Hoy la Iglesia te contempla, Jesús, revestido de humildad, sentado sobre los lomos de un borriquillo, encaminándote hacia la Ciudad Santa de Jerusalén.
Tú, el Rey de cielos y tierra, te presentas ante el mundo no con el poder, la fuerza y la gloria que te corresponden, sino con el poder del amor, con la fuerza de quien se hace servidor del Padre y de los hombres, con la gloria de quien sabe abajarse para tender su mano a todos aquellos que lo necesitan.
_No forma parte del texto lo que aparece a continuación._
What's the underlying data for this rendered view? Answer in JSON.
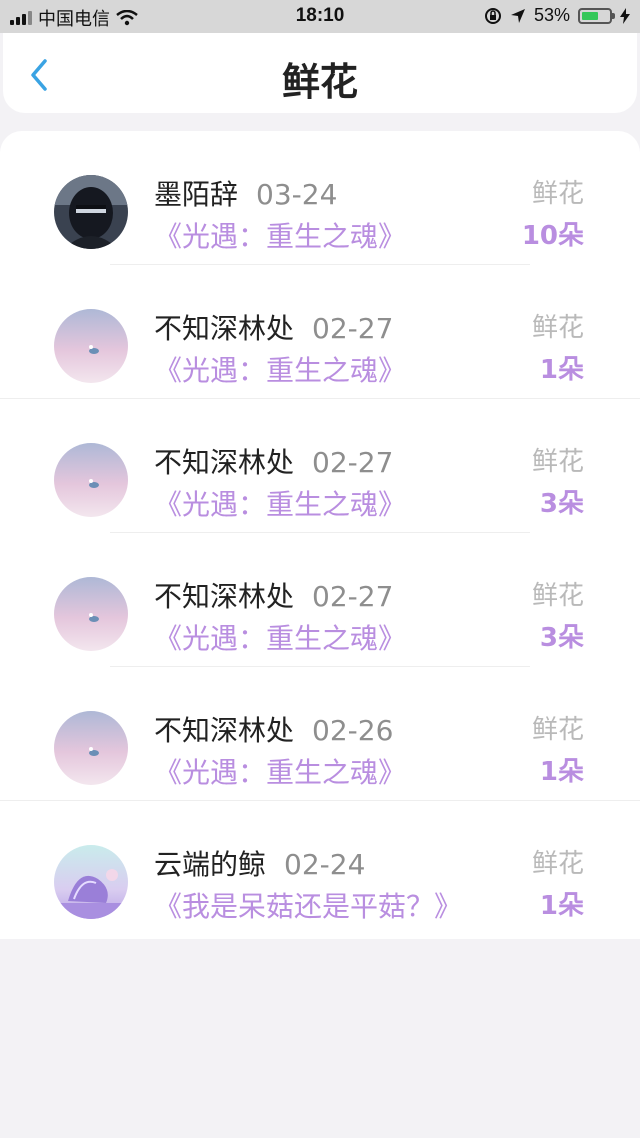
{
  "status_bar": {
    "carrier": "中国电信",
    "time": "18:10",
    "battery": "53%",
    "battery_level": 0.53
  },
  "header": {
    "title": "鲜花"
  },
  "flower_label": "鲜花",
  "items": [
    {
      "name": "墨陌辞",
      "date": "03-24",
      "game": "《光遇：重生之魂》",
      "count": "10朵",
      "avatar": "dark-hooded-avatar"
    },
    {
      "name": "不知深林处",
      "date": "02-27",
      "game": "《光遇：重生之魂》",
      "count": "1朵",
      "avatar": "pastel-sky-avatar"
    },
    {
      "name": "不知深林处",
      "date": "02-27",
      "game": "《光遇：重生之魂》",
      "count": "3朵",
      "avatar": "pastel-sky-avatar"
    },
    {
      "name": "不知深林处",
      "date": "02-27",
      "game": "《光遇：重生之魂》",
      "count": "3朵",
      "avatar": "pastel-sky-avatar"
    },
    {
      "name": "不知深林处",
      "date": "02-26",
      "game": "《光遇：重生之魂》",
      "count": "1朵",
      "avatar": "pastel-sky-avatar"
    },
    {
      "name": "云端的鲸",
      "date": "02-24",
      "game": "《我是呆菇还是平菇？》",
      "count": "1朵",
      "avatar": "purple-shell-avatar"
    }
  ],
  "colors": {
    "accent": "#b98ee0",
    "back_arrow": "#3aa3e3"
  }
}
La Iglesia se llena de gozo al contemplar admirada como los niños hebreos desde su inocencia y su mirada limpia cortan las ramas de los olivos para aclamarte, reconociéndote como el Mesías enviado del Padre para la salvación y redención del género humano.
Al paso del Redentor los niños hebreos y los pobres de Yahveh extendieron sus mantos sobre el suelo para honrar el paso del Salvador.
Permítenos, Dulce Jesús, que hoy extendamos nosotros nuestros corazones para que te dignes pasar por nuestra vida como Rey y Señor nuestro, como Amigo y Hermano.
Que mientras muchos, dos mil años después, continúan hoy gritando: ¡crucifícale!, ¡crucifícale!, se eleven nuestras voces aclamándote: ¡Bendito el que viene en el Nombre del Señor!
Que nuestras aclamaciones no sean hipócritas, sino una manifestación de que en verdad te aceptamos como nuestro Dios, Rey y Señor.